Kamal Fadel

The pictures beamed across the world last week told one story. Hundreds of smiling, happy people in the Western Sahara welcome the King of Morocco into their homeland. But the reality is very different.

The Saharawis were not happy about the arrival of the despotic King Mohamed VI &endash; as was made clear by demonstrations that forced the cancellation of the third leg of his visit and through interviews conducted by the Spanish media with Saharawis in the occupied areas.

Nor are they smiling at increasing economic and military incursions of Morocco into their territory.

The King's visit, to mark the 26th anniversary of Morocco's brutal occupation, is a provocation to the Saharawi people and a slap in the face of the United Nations.

The visit comes on top of Morocco signing the first deals with international companies to exploit the natural resources of the occupied territories.

In the last month, American Company Kerr-McGee and French company Totalfina-Elf have signed off on oil prospecting deals covering over 200,000-sq km offshore Western Sahara. The two companies are being tricked by the Moroccan regime into handling stolen goods.

These are the latest blows in a long and bloody occupation Western Sahara. But they are at the same time clear signs of panic and desperation of a regime in big trouble.

For the past twelve years the United Nations has been involved in finding a peaceful resolution to the conflict through the organisation of a referendum on self-determination.

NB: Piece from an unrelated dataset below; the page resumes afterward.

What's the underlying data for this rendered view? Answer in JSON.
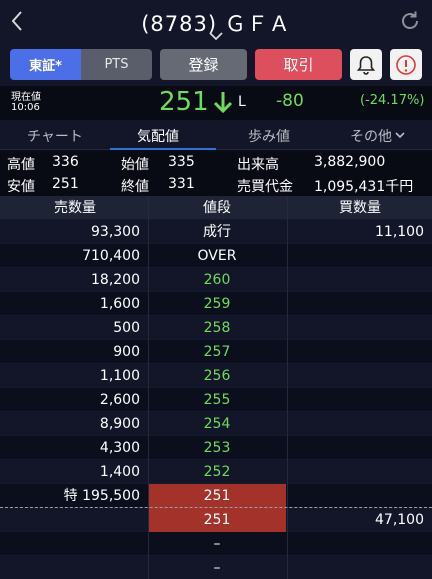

Despite its efforts and the huge costs involved &endash; over US$500 million &endash; the UN has so far failed to accomplish its task because of Moroccan obstructions.

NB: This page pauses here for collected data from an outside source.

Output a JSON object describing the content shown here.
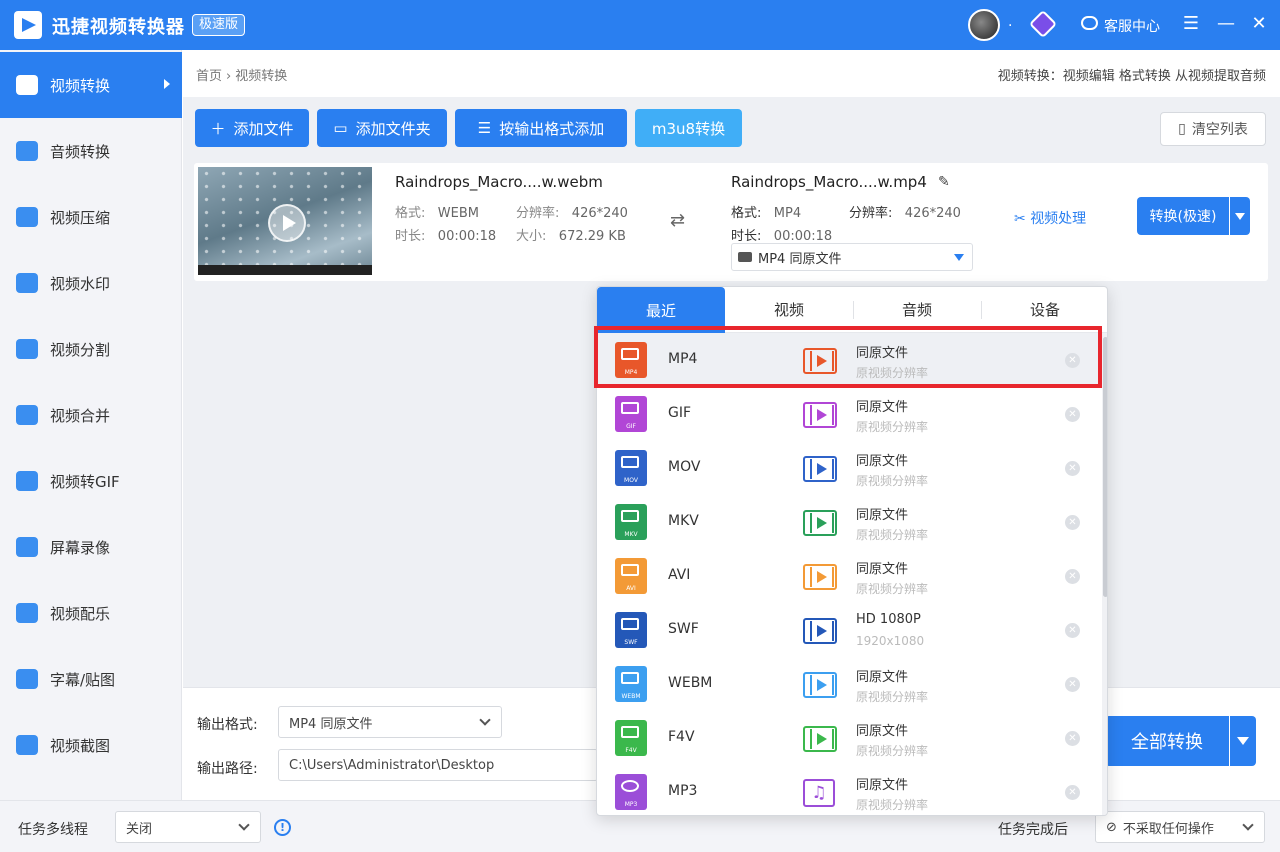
{
  "app": {
    "title": "迅捷视频转换器",
    "badge": "极速版",
    "user_dot": ".",
    "service_label": "客服中心",
    "win_menu": "☰",
    "win_minimize": "—",
    "win_close": "✕"
  },
  "sidebar": {
    "items": [
      {
        "label": "视频转换"
      },
      {
        "label": "音频转换"
      },
      {
        "label": "视频压缩"
      },
      {
        "label": "视频水印"
      },
      {
        "label": "视频分割"
      },
      {
        "label": "视频合并"
      },
      {
        "label": "视频转GIF"
      },
      {
        "label": "屏幕录像"
      },
      {
        "label": "视频配乐"
      },
      {
        "label": "字幕/贴图"
      },
      {
        "label": "视频截图"
      }
    ]
  },
  "breadcrumb": {
    "home": "首页",
    "separator": "›",
    "current": "视频转换"
  },
  "top_hint": "视频转换：视频编辑 格式转换 从视频提取音频",
  "toolbar": {
    "add_file": "添加文件",
    "add_folder": "添加文件夹",
    "add_by_format": "按输出格式添加",
    "m3u8": "m3u8转换",
    "clear_list": "清空列表"
  },
  "file": {
    "input_name": "Raindrops_Macro....w.webm",
    "format_label": "格式:",
    "format_value": "WEBM",
    "resolution_label": "分辨率:",
    "resolution_value": "426*240",
    "duration_label": "时长:",
    "duration_value": "00:00:18",
    "size_label": "大小:",
    "size_value": "672.29 KB",
    "output_name": "Raindrops_Macro....w.mp4",
    "output_format_label": "格式:",
    "output_format_value": "MP4",
    "output_resolution_label": "分辨率:",
    "output_resolution_value": "426*240",
    "output_duration_label": "时长:",
    "output_duration_value": "00:00:18",
    "output_select": "MP4  同原文件",
    "video_process": "视频处理",
    "convert_button": "转换(极速)"
  },
  "popup": {
    "tabs": [
      "最近",
      "视频",
      "音频",
      "设备"
    ],
    "rows": [
      {
        "format": "MP4",
        "tag": "MP4",
        "color": "#e8572a",
        "quality": "同原文件",
        "desc": "原视频分辨率"
      },
      {
        "format": "GIF",
        "tag": "GIF",
        "color": "#b146d6",
        "quality": "同原文件",
        "desc": "原视频分辨率"
      },
      {
        "format": "MOV",
        "tag": "MOV",
        "color": "#2f63c9",
        "quality": "同原文件",
        "desc": "原视频分辨率"
      },
      {
        "format": "MKV",
        "tag": "MKV",
        "color": "#2aa05a",
        "quality": "同原文件",
        "desc": "原视频分辨率"
      },
      {
        "format": "AVI",
        "tag": "AVI",
        "color": "#f39a36",
        "quality": "同原文件",
        "desc": "原视频分辨率"
      },
      {
        "format": "SWF",
        "tag": "SWF",
        "color": "#2458b8",
        "quality": "HD 1080P",
        "desc": "1920x1080"
      },
      {
        "format": "WEBM",
        "tag": "WEBM",
        "color": "#3c9ff0",
        "quality": "同原文件",
        "desc": "原视频分辨率"
      },
      {
        "format": "F4V",
        "tag": "F4V",
        "color": "#3bb84c",
        "quality": "同原文件",
        "desc": "原视频分辨率"
      },
      {
        "format": "MP3",
        "tag": "MP3",
        "color": "#9b4ed8",
        "quality": "同原文件",
        "desc": "原视频分辨率"
      }
    ]
  },
  "bottom": {
    "output_format_label": "输出格式:",
    "output_format_value": "MP4  同原文件",
    "output_path_label": "输出路径:",
    "output_path_value": "C:\\Users\\Administrator\\Desktop",
    "convert_all": "全部转换"
  },
  "statusbar": {
    "multithread_label": "任务多线程",
    "multithread_value": "关闭",
    "info_icon": "!",
    "after_label": "任务完成后",
    "after_value": "不采取任何操作"
  },
  "colors": {
    "accent": "#2a7ff0",
    "highlight_box": "#e8262d"
  }
}
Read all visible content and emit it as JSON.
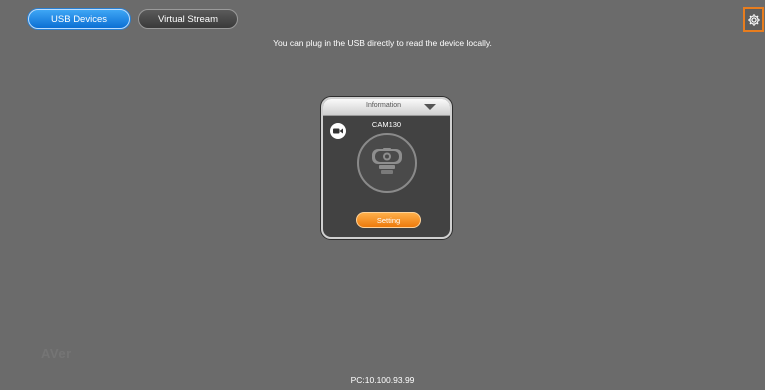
{
  "tabs": [
    {
      "label": "USB Devices",
      "active": true
    },
    {
      "label": "Virtual Stream",
      "active": false
    }
  ],
  "settings_icon": "gear-icon",
  "hint_text": "You can plug in the USB directly to read the device locally.",
  "device_card": {
    "header_label": "Information",
    "device_name": "CAM130",
    "device_type_icon": "video-camera-icon",
    "device_image_icon": "webcam-icon",
    "setting_label": "Setting"
  },
  "watermark": "AVer",
  "footer": {
    "ip_text": "PC:10.100.93.99"
  },
  "colors": {
    "background": "#6b6b6b",
    "tab_active": "#0b6fd4",
    "accent_orange": "#ee7a0c"
  }
}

With the eyes of the world focussed on the war in Afghanistan and other major international issues, there is a concern that the issue of Western Sahara will be put once again on the backburner.

Some Western powers have been extending their military, financial and political backing to the Moroccan regime in its illegal occupation and terrorist war against the Saharawi people.

It is ironic that an authoritarian regime such as Morocco should be supported against a people who want to establish a modern state based on democracy and respect of human rights.

The record of the Moroccan regime is dismal: 60% of its people are illiterate, 23% are unemployed and 20% live below poverty line. The euphoria that was unleashed by the new King's promises is withering away and the dream of a new era in Morocco is turning into a nightmare.

Morocco is in dire straits. One wonders why some European countries continue their support to a regime that can hardly contribute anything apart from its encouragement to illegal immigration and the growing of drugs. The economic, political and social problems in the Kingdom are increasing and it is also becoming a fertile ground for extremism.

The recent raw with Spain is an indication of how Morocco is trying to divert attention from its mess at home. Every time the regime finds itself in difficulty it seeks an external conflict: The claim over Mauritania, the war with Algeria and the invasion of Western Sahara are few examples.

The UN is tiring in its efforts to find a just and lasting solution to the conflict in Western Sahara. There have been some attempts to abandon the referendum and opt for another solution that would legitimise the occupation of Western Sahara. Such a solution failed as it was rejected by the Saharawi people and the UN's Fourth Committee.

This so-called solution is undemocratic and illegitimate, contrary to the decolonisation process and United Nations resolutions supporting the Saharawis' right to self-determination.

The mandate of the UN Mission in Western Sahara expires on November 30, and the Security Council will have to decide the future of the UN involvement in this conflict.

This is an opportunity to achieve a just and lasting solution to a conflict that has been a source of instability and misery for a long time.

Morocco must be told to cooperate with the UN, and adhere to the peace plan it has signed, otherwise it should be considered a rogue state and suffer the consequences. Morocco must stop its blatant human rights abuses in the occupied areas of Western Sahara. And Morocco must not be allowed to sign illegitimate oil deals in a territory that is still considered by the UN as Africa's last colony.

The international community must act together to ensure a just solution to the crisis quickly, before it is too late.